EURJPY (115.38) held well above 114.40 to rise back above 115 on Euro strength. However, while below 116, near term bearishness would remain intact. A break above 116 is needed to take it higher towards 117-118 in the medium term. Overall medium term looks bearish. A sustained break below 115 is needed to target 112 which could be negated if the cross fairly trades above 115.
Aussie (0.6544) has bounced well from 0.64 and while the support holds, Aussie could turn near term bullish towards 0.66 now and 0.67-0.68 later. Failure to break above 0.66 could keep Aussie ranged in the 0.64-0.66 region for the near term before a bounce is seen in the longer term.
Pound (1.2405) briefly tested 1.2266 before bouncing back to current levels. A false break below the immediate support at 1.2330 could not sustain indicating that the range of 1.23-1.27 could remain intact for the coming 1-2 weeks at least.
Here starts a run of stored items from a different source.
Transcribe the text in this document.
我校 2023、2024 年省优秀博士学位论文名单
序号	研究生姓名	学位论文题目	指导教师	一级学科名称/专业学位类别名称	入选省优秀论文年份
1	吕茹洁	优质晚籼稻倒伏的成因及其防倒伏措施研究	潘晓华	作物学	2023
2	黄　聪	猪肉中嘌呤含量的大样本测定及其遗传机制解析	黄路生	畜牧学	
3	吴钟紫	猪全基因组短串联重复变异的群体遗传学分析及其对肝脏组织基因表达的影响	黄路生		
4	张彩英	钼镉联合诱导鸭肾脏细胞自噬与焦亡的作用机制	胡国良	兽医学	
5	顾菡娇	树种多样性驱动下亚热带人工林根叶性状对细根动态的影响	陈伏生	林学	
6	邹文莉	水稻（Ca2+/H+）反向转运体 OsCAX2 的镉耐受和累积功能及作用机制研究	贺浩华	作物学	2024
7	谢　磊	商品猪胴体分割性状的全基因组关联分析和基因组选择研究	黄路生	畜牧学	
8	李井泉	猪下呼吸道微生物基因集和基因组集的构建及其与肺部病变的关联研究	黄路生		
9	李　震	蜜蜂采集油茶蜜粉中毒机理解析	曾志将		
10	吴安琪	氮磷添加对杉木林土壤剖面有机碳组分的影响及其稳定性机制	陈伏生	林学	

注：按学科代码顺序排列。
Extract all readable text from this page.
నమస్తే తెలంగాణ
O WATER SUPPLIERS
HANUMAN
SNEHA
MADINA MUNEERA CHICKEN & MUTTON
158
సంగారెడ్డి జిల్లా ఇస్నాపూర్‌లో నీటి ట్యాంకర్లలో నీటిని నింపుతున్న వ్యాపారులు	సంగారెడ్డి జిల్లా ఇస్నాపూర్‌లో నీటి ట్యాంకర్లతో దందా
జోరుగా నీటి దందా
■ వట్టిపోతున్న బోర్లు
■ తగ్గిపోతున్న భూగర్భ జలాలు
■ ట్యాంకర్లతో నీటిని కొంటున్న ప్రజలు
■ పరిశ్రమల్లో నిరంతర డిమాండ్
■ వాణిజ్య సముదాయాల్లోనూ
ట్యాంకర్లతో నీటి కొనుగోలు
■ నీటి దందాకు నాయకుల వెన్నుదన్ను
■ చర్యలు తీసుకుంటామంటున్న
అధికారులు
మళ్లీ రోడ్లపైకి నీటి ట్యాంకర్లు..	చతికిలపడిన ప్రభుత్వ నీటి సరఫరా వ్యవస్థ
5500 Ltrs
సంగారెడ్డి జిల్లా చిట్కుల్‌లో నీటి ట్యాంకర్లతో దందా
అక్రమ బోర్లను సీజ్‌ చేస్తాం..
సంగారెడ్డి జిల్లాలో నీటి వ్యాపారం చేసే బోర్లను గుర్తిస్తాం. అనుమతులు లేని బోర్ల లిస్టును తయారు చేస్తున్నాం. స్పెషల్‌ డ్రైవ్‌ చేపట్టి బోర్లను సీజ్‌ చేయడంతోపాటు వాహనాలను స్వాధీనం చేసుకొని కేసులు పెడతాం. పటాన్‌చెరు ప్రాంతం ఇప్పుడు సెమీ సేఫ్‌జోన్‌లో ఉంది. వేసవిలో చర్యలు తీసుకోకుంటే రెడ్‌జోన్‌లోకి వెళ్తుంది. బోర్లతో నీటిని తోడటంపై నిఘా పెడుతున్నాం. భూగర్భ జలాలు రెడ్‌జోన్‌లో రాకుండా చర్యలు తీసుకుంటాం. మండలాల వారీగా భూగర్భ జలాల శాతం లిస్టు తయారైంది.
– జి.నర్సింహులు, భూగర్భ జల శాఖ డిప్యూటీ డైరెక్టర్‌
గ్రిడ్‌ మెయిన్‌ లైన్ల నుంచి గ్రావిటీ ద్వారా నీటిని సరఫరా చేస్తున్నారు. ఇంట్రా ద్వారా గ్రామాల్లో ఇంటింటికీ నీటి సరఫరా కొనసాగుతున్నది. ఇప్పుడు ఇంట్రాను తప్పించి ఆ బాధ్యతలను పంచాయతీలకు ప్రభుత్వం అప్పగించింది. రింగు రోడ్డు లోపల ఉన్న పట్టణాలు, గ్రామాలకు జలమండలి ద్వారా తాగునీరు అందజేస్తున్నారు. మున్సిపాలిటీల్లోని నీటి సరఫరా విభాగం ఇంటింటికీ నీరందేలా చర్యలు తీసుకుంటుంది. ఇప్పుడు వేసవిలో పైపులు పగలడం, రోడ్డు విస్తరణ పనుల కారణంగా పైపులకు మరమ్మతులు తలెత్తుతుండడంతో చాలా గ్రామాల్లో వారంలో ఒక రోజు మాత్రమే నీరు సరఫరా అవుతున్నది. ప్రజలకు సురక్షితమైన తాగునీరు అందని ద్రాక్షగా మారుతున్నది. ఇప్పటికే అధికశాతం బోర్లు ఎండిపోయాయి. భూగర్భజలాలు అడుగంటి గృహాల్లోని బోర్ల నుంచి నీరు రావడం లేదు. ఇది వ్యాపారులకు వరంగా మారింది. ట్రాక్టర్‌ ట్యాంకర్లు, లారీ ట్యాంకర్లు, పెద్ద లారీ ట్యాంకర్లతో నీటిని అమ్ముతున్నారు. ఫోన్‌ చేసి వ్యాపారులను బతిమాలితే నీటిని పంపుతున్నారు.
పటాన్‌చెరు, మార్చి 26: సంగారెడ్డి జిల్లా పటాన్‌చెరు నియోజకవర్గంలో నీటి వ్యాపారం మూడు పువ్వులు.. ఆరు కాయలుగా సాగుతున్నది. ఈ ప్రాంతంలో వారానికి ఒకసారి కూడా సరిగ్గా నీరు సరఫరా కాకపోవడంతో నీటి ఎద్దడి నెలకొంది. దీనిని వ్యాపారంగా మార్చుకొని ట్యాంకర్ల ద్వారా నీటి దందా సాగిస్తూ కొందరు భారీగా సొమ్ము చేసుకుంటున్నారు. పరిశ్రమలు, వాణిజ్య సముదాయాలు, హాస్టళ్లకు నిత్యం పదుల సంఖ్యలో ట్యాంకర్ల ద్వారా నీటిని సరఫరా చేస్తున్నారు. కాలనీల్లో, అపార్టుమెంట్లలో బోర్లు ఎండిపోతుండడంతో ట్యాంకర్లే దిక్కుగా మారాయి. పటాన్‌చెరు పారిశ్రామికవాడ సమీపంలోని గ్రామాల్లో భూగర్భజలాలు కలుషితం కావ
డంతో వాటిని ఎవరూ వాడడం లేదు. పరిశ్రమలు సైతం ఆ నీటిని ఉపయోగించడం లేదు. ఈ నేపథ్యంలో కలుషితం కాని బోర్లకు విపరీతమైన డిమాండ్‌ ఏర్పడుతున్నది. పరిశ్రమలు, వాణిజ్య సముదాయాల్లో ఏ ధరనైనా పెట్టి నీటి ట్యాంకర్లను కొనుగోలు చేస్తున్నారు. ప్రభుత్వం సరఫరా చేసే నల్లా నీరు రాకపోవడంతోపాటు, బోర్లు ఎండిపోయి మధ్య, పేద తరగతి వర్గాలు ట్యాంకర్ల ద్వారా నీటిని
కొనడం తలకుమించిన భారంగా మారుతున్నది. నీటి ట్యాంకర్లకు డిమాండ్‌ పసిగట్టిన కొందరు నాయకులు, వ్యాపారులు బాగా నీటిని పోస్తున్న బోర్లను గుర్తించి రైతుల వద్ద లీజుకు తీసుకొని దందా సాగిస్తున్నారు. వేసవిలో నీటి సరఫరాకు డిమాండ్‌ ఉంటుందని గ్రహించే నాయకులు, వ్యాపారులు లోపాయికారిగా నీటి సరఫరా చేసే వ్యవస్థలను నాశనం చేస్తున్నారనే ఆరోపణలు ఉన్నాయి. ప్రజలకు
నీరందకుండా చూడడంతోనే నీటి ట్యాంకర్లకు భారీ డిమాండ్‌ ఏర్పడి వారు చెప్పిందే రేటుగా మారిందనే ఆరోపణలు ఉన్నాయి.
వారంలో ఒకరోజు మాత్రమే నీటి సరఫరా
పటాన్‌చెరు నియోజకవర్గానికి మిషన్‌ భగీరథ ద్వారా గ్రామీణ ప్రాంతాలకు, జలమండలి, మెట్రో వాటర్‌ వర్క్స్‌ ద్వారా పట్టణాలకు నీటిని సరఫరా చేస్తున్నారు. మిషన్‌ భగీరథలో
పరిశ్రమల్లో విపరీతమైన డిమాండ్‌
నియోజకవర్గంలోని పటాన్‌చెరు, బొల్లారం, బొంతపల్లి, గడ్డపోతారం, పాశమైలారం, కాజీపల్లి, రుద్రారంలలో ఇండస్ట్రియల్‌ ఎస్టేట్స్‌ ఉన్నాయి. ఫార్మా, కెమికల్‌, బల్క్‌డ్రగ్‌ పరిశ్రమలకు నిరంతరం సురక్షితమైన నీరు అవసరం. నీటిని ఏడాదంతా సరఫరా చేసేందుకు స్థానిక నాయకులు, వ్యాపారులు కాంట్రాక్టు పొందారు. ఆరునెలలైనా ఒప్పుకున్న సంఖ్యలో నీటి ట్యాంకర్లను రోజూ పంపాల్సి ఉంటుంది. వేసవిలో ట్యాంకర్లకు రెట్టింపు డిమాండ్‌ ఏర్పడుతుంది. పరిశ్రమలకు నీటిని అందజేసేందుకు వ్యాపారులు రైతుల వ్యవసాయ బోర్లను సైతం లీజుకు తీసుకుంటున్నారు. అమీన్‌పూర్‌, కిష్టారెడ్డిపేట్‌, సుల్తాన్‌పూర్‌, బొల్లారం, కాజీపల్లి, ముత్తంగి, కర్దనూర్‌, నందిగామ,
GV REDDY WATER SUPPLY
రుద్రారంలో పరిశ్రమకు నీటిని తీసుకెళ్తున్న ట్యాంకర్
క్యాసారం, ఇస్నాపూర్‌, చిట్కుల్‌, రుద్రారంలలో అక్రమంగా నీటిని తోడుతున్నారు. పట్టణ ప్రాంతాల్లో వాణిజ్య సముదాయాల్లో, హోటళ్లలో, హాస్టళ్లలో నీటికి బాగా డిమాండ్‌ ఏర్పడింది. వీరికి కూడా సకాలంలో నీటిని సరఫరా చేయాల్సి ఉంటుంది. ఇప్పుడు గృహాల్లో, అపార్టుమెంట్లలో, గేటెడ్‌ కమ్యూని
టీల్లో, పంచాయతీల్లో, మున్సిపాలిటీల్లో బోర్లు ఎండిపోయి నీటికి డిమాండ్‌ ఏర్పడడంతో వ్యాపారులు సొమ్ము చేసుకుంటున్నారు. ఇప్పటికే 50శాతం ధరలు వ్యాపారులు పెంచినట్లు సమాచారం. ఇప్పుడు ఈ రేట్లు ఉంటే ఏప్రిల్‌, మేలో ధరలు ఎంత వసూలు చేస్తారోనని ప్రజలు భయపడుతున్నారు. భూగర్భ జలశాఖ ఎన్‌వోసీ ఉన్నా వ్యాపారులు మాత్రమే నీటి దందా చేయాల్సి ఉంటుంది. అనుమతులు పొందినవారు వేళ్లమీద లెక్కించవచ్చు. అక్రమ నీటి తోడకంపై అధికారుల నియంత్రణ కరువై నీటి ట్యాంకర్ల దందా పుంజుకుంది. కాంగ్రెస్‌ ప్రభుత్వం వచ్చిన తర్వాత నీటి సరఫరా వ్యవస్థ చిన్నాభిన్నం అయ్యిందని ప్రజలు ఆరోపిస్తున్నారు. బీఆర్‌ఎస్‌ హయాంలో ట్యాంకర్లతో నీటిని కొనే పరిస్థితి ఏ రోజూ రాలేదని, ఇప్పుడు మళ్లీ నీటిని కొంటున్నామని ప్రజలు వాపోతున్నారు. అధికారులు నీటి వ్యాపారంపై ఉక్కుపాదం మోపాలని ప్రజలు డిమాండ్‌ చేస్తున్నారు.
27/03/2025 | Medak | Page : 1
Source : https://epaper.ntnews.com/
The PBOC has set the exchange reference rate at 7.0788 for the day. USDCNY (7.0717) has turned lower from levels above 7.09 and did not test 7.10/12 as we had mentioned earlier. We may expect the currency pair to stabilize a bit for the near term and trade in the 7.05-7.10 region.
Strength in the Yuan and Euro has helped Rupee to stabilze a bit on the NDF market which quotes at 75.7850 against 76.1430 seen yesterday (on NDF). USDINR (75.7650) on the OTC markets could open near previous close of 75.76 and possible trade within the sideways range of 75.60-76.00 for the day.
INTEREST RATES
The US Treasury have dipped but is likely to move higher in the coming days while they remain above their near-term supports. The German yields can also move up in the near-term before resuming their overall downtrend. The 10Yr GoI has come closer to is crucial support zone from where it is likely to reverse higher again.
The US 2Yr (0.13%), 5Yr (0.30%), 10Yr (0.64%) and 30Yr (1.32%) Treasury yields have come-off sharply across tenors. However, we retain our near-term bullish view mentioned yesterday intact. We expect the 10Yr to rise towards 0.80% while it sustains above 0.58%. A strong break above 0.70% can accelerate the rise. Only a sharp fall below 0.58% will bring back the earlier bearish view into the picture again. The 30Yr can move up to 1.43%-1.45% while it remains above 1.30%.
The German 2Yr (-0.79%), 5Yr (-0.76%), 10Yr (-0.55%) and 30Yr (-0.09%) have dipped slightly across tenors. The broader trend is down. However, as mentioned yesterday, the yields can move up to -0.45%/-0.40% (10Yr) and 0% (30Yr) in the near-term before resuming their overall downtrend. The 10Yr will have to fall below -0.60% to confirm the resumption of the downtrend and fall to our preferred target level of -0.80%.
The 10Yr GoI (6.0282%) is coming closer to its crucial support zone of 6%-5.95%. With little room on the downside, we expect the 10Yr GoI to reverse higher from this 6%-5.95% support zone. Such a bounce can take the yield higher to 6.10% and 6.20% again.